La Cour administrative d’appel de Nancy a rendu le 5 juin 2025 une décision précisant les contours du débat oral lors d’un contrôle fiscal. Une société spécialisée dans la fabrication industrielle a fait l’objet d’une vérification de comptabilité portant sur les exercices clos en 2013 et 2014. Le litige portait initialement sur la régularité de la procédure ainsi que sur le bien-fondé de réintégrations liées à des charges et provisions. Lors de l’ultime réunion de synthèse, la présence d’une huissière munie d’un dictaphone a provoqué le départ immédiat des agents de l’administration. Le tribunal administratif de Châlons-en-Champagne a rejeté la majorité des conclusions de la société par un jugement du 15 décembre 2022. La requérante conteste cette décision en invoquant notamment la violation du principe d’égalité des armes et l’absence de débat oral et contradictoire. Le problème juridique réside dans l’influence du comportement du contribuable sur la régularité de la procédure et sur la qualification d’acte anormal de gestion. La juridiction d’appel confirme la régularité du contrôle mais décharge partiellement les pénalités pour manquement délibéré faute de preuves intentionnelles suffisantes.
I. La préservation de la régularité procédurale face aux manœuvres du contribuable
A. La consécration d’une exigence de dialogue serein et oral
Le juge administratif rappelle que la garantie d’un débat oral et contradictoire vise à permettre « l’instauration d’un dialogue serein, ouvert et non formalisé ». Cette interaction ne peut se concevoir que dans un cadre souple où l’échange demeure spontané entre le vérificateur et le représentant de l’entreprise. En l’espèce, le recours à un officier ministériel chargé d’enregistrer les propos des agents a été jugé de nature à intimider l’administration fiscale. La cour souligne ainsi qu’« un tel dialogue lequel ne peut revêtir, par définition, qu’un caractère exclusivement oral », excluant tout formalisme excessif ou captation sonore. L’attitude du contribuable a ici fait obstacle à la discussion, libérant ainsi le vérificateur de son obligation de mener à bien l’entretien final. La société ne peut donc utilement se prévaloir d’une rupture du débat oral alors qu’elle en a elle-même compromis la tenue effective.

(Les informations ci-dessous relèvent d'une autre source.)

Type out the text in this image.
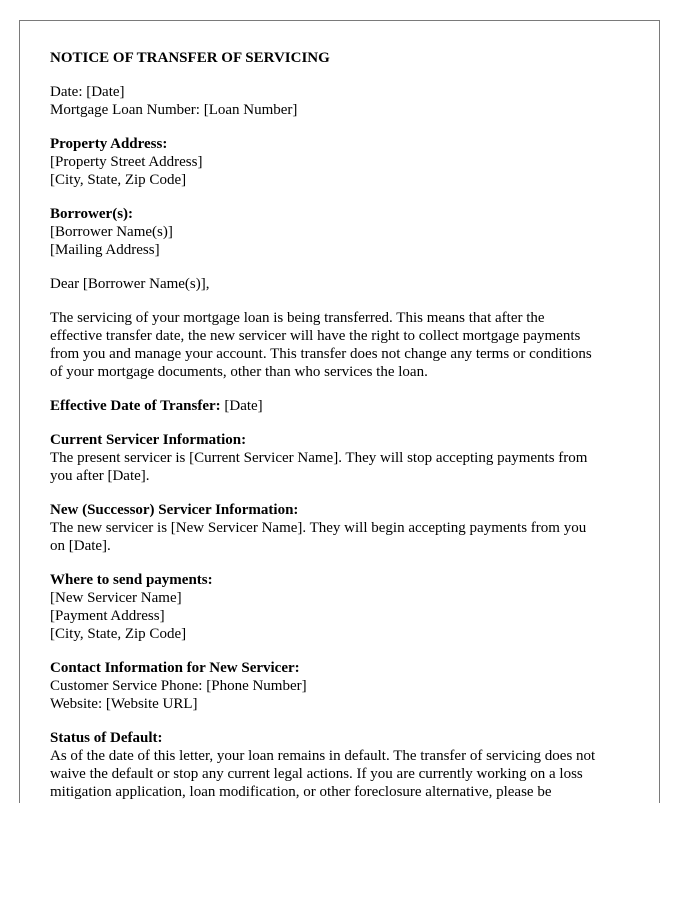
NOTICE OF TRANSFER OF SERVICING
Date: [Date]
Mortgage Loan Number: [Loan Number]
Property Address:
[Property Street Address]
[City, State, Zip Code]
Borrower(s):
[Borrower Name(s)]
[Mailing Address]
Dear [Borrower Name(s)],
The servicing of your mortgage loan is being transferred. This means that after the
effective transfer date, the new servicer will have the right to collect mortgage payments
from you and manage your account. This transfer does not change any terms or conditions
of your mortgage documents, other than who services the loan.
Effective Date of Transfer: [Date]
Current Servicer Information:
The present servicer is [Current Servicer Name]. They will stop accepting payments from
you after [Date].
New (Successor) Servicer Information:
The new servicer is [New Servicer Name]. They will begin accepting payments from you
on [Date].
Where to send payments:
[New Servicer Name]
[Payment Address]
[City, State, Zip Code]
Contact Information for New Servicer:
Customer Service Phone: [Phone Number]
Website: [Website URL]
Status of Default:
As of the date of this letter, your loan remains in default. The transfer of servicing does not
waive the default or stop any current legal actions. If you are currently working on a loss
mitigation application, loan modification, or other foreclosure alternative, please be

B. L’interprétation stricte des garanties liées à l’assistance
Le droit pour le contribuable vérifié de se faire assister par le conseil de son choix constitue une garantie fondamentale de la procédure. Toutefois, la présence d’un huissier de justice dont la mission se limitait à la consignation des propos ne saurait être assimilée à celle d’un conseil. Les magistrats relèvent que la fonction de conseil était déjà pleinement assurée par l’avocat de la société présent lors de la séance litigieuse. L’officier ministériel agissait uniquement pour se ménager des preuves, ce qui excède les prévisions de la charte des droits et obligations du contribuable vérifié. Le départ des agents n’a donc pas privé la requérante de son droit à être assistée pour ses relations avec le service vérificateur. Cette solution marque la volonté de la juridiction de protéger les agents contre des méthodes d’intimidation déguisées en droits de la défense.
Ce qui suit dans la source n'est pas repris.